The Magazine Industry's Crisis of Conscience
Is it time for magazine editors to take off their white gloves and get down in the mud to grapple for product-placement dollars?
That, in a sentence, is the issue at hand as the American Society of Magazine Editors conducts a sweeping review of its guidelines for safeguarding editorial integrity. As written now, the guidelines seek "to make sure that the difference between advertising and editorial content is transparent to readers and that there is no advertiser influence or pressure on editorial independence."

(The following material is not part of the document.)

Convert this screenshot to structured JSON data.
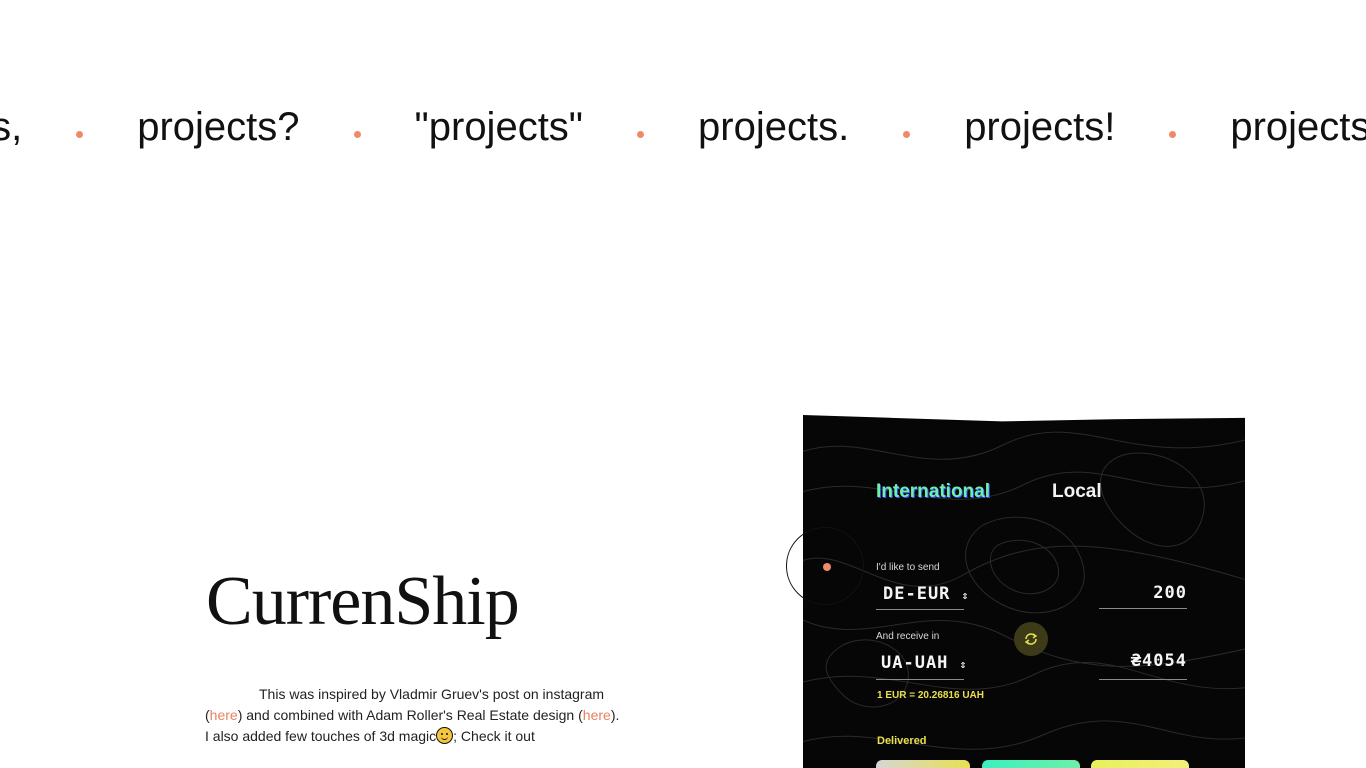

But a lot of people -- mostly on the business side, but some editors, too -- feel that the rules leave magazines competing against other mediums with one hand tied behind their backs. As one editor tells Ad Age:
I could give a fuck about ASME. As long as it's interesting to the reader, who cares? This ivory-tower approach that edit is so untouchable, and what they're doing is so wonderful and can't be tainted by the stink of advertising, just makes me sick.
At the same time, the current rules don't do a particularly good job of enforcing what they're supposed to enforce. "We've had situations where we've seen violations of the spirit of the guidelines but not the guidelines themselves," says ASME's new CEO, Sid Holt. No doubt he's talking about offenders like Harper's Bazaar, which let a big cosmetics advertiser dictate a 40-page fashion feature, and Esquire, which turned itself into an appendage of Victoria's Secret's marketing department earlier this year.
Even so, it's beyond a doubt that magazines are handicapping themselves. And it's increasingly unclear what the benefit of their asceticism is. At a time when the best comedy and the best drama on TV (that would be 30 Rock and Mad Men, respectively) make no secret of their willingness to write sponsors into their scripts, it's hard to argue that letting ad dollars influence content is an absolute evil.